As for optimizing this use case for NumPy, I'd go for a cythonized maxmin() function. Which is pretty much the same numba does, but you're moving the compilation overhead from the JIT into the compiling step of the module.

taeric · on Sept 21, 2017

This was what I assumed with the message. Doesn't change my point. If this is something that is truly a bottleneck, then it should be baked into numpy. In particular, agreeing for the array to calculate min/max/p50/p75/... in one pass is something that would make sense.

Regarding the moving the calculation, yeah. I get that. I argue that the compiling step of the module happens once for the module, no? The JIT will be something you force onto every execution. Right?

And none of this actually means this library shouldn't have been made. Just that it is a poor example for why it is better.
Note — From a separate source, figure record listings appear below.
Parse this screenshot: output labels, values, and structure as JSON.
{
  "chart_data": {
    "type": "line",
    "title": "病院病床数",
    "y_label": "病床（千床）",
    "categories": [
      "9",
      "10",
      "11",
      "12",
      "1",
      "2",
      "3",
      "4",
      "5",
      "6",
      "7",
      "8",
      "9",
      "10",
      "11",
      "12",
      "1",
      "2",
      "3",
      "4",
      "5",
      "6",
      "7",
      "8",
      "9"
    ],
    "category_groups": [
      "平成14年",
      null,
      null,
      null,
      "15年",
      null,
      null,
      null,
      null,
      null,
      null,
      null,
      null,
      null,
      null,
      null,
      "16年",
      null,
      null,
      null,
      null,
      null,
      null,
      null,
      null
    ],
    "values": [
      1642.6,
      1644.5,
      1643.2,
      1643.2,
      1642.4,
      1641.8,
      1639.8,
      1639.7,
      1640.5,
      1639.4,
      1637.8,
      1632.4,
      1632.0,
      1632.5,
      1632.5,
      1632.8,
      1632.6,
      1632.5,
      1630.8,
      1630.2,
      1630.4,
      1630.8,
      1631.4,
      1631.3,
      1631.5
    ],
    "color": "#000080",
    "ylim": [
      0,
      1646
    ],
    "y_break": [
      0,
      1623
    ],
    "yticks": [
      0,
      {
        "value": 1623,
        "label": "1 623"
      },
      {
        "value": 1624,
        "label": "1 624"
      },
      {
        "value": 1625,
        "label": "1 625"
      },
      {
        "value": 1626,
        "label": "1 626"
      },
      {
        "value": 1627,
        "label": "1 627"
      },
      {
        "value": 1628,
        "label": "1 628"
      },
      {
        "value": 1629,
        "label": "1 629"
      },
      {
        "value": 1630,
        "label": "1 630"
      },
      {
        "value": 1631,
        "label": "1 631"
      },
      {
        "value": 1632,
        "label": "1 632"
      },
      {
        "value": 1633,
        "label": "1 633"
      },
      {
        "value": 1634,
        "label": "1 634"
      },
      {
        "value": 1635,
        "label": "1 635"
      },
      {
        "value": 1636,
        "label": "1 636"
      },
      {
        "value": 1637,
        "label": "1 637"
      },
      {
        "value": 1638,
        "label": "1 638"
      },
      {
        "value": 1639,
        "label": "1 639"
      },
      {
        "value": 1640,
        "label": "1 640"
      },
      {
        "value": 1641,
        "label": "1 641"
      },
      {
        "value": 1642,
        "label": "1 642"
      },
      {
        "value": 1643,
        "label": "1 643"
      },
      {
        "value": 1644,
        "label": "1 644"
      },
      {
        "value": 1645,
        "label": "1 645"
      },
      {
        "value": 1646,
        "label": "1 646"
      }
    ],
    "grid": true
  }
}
dr_zoidberg · on Sept 22, 2017

For some reason, I can't reply to nerdponx, so here it goes:

I'd add some "intelligence" (if you will) to the class, so that when I calculate the max(), I'll also track the min, average, etc, save those values in an internal cache, and return the max. Next function call (wether it's max, min, avg, or any other of the cached values), it gets the result from the precomputed cache.
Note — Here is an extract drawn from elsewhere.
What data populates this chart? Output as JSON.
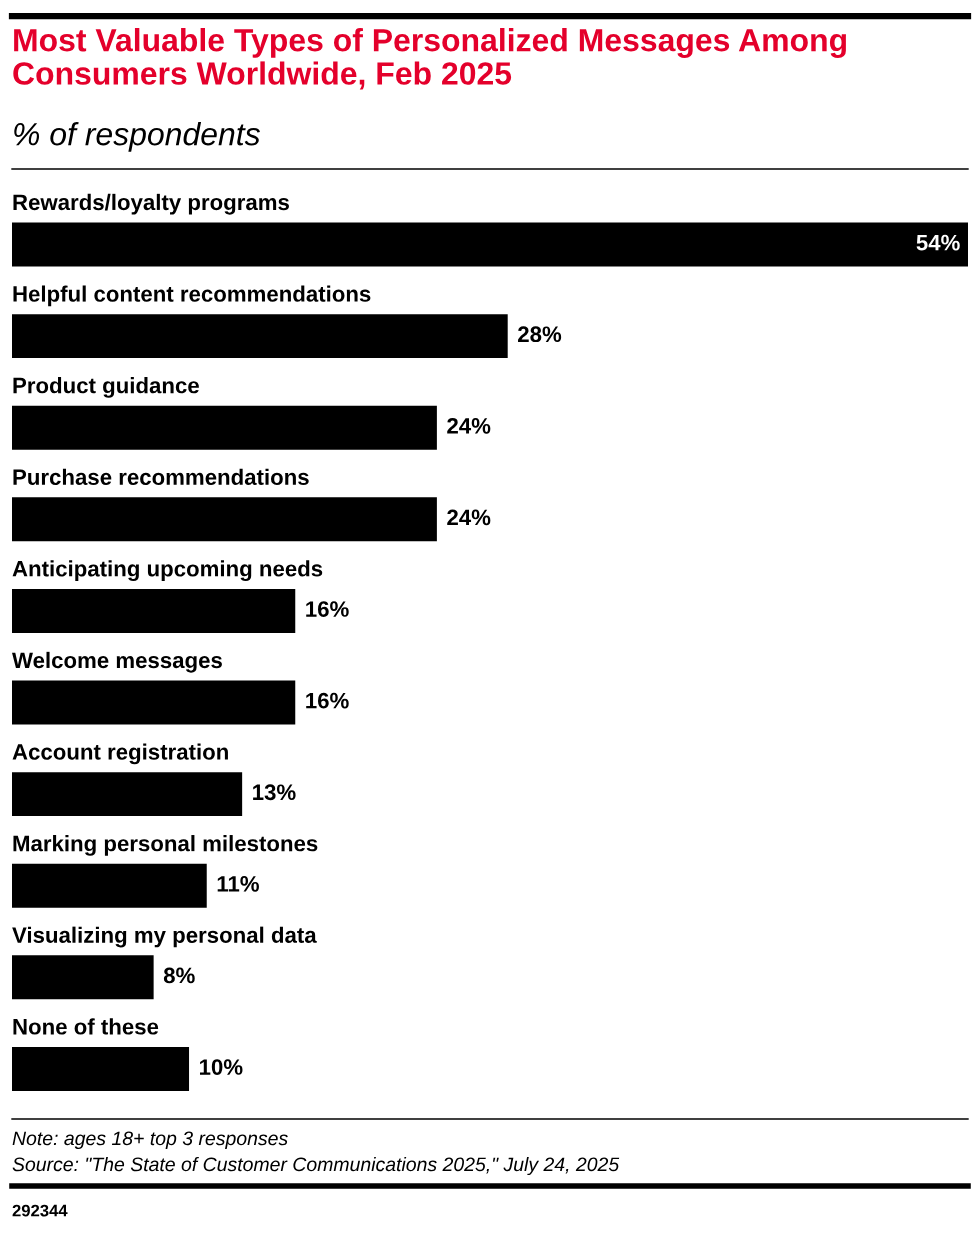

Of course, some operations will affect said results, and there are two ways to handle that: either modify the cached results, if we're talking about some change that can be formulated (say, multiplying by 2 will multiply every computed value by 2), or simply invalidate the cache and re-compute the next time one of this functions is called.

As it was said, this would mean calculating some things that aren't the explicitly asked thing (max, min, avg, etc), and giving a worse case scenario, in the hope that it will result in a speedup on some usecases.

My guess as to why they don't do it? Because it's not a "generalizable" problem, and you have the machinery at hand to implement your custom function that fits your particular use case (say, using Cython and the numpy/cython wrappers).

nerdponx · on Sept 22, 2017

You can't bake this into NumPy without a compiler or JIT. Python calls don't "know" about each other. The only way to do it would be to have a function that returns both the max and the min.

taeric · on Sept 22, 2017

Like the sibling said, you could bake the stats into member fields to cache the values. I'm guessing it wouldn't caused any real slow down, but I can understand the concern. Would also help for repeated calls to the same stat.

Though, I would also think a general .stats method would make the most sense. It is quite often nowdays to want a lot of stats.

And again, I am not arguing that the new lib shouldn't exist. I just question that example.

dr_zoidberg · on Sept 22, 2017

See my comment on parent, for some reasong (I think your comment was too young) I couldn't reply to you directly. As for the compiler, since Microsoft handled the MSVC For Python (2.7), or if you were using Python 3 to begin with, I haven't had any problem.